If you tested on x86, LoadLoad and StoreStore reordering are impossible, so if your algorithm is equivalent enough to a SeqLock, then it will be safe on x86 if the compiler doesn't reorder operations at compile time. Having two separate "index" (sequence number?) variables would stop the compiler from doing dead-store elimination. Using just plain C# vars without anything equivalent to C++ std::atomic_thread_fence(acquire)
/ release will break on AArch64, though, were plain variables get weaker run-time ordering than on x86.
Your implementation isn't really like a SeqLock, it's like a 2-element queue depending on a memory_order_consume
type of dependency-ordering which is a thing even on weakly-ordered ISAs like AArch64. But if another write happens while a reader is still reading, you'll spoil their data.
So it's like RCU (read copy update), with its advantage over a SeqLock that there's always a consistent state to read. But you reuse the old state on the very next write, so even if you write infrequently, a reader that gets descheduled by the OS could wake up and read inconsistent data if that happens at the same time the writer is writing the same slot it's reading.

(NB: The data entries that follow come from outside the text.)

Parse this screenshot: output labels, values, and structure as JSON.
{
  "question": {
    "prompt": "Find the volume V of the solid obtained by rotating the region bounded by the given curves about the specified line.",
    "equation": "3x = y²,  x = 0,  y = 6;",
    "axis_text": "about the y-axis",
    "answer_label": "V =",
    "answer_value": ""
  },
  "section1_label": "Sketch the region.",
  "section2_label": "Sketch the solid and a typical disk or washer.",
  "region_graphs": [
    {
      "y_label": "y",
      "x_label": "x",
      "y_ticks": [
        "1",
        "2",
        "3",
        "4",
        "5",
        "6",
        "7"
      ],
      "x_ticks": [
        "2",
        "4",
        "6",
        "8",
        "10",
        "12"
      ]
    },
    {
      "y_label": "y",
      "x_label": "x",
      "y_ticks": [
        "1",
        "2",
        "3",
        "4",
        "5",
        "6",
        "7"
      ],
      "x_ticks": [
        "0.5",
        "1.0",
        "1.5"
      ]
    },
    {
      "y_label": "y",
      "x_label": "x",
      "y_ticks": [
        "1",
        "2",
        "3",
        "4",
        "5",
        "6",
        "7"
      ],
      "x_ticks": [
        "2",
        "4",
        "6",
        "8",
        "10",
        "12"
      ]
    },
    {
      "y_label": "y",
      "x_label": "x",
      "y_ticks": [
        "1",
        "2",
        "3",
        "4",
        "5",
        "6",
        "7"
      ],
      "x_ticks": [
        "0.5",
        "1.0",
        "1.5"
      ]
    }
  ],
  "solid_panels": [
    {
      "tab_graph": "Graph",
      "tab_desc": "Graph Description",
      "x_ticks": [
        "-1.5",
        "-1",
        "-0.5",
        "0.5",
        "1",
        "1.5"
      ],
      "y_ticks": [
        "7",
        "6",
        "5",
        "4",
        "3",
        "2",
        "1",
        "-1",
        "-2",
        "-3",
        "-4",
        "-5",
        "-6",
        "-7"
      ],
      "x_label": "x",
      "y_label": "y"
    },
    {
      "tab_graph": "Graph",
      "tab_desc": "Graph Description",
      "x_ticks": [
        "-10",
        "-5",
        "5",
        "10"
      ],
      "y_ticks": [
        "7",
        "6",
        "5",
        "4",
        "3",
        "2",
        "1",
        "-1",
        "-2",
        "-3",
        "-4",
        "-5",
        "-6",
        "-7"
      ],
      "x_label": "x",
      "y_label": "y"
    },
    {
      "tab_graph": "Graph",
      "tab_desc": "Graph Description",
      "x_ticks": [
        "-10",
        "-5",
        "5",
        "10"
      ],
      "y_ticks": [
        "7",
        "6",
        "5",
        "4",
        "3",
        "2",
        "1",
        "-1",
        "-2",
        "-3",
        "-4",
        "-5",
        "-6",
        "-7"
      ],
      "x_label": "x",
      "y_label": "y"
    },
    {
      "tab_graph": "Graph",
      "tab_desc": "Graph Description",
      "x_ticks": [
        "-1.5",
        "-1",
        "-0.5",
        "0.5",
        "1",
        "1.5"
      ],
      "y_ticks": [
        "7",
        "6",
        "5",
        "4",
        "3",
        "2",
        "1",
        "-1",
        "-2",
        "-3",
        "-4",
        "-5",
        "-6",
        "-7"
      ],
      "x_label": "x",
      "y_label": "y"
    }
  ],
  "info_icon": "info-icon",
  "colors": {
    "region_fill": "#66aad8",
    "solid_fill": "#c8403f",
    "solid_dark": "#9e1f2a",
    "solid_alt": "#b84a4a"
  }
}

RCU can work well in a garbage-collected language like C#, if you allocate a new object and update a reference on write. Garbage collection solves the deallocation problem, which is the hardest part of RCU (knowing when all other threads definitely aren't still reading an old copy of the payload).
You're replacing the whole payload, so not actually copying and modifying e.g. an array or binary tree, so that makes it even easier.
P.S. The only part of C# I know is some memory-model stuff and SIMD intrinsics, because that's where the tags I follow overlap with it. That's why my answer is basically citing C++ equivalents for what's possible. I never planned to write a real answer to this, but my comments kind of became almost an answer.
If someone else wants to write a C# SeqLock implementation or example, please post it as an answer here or on a related C# question.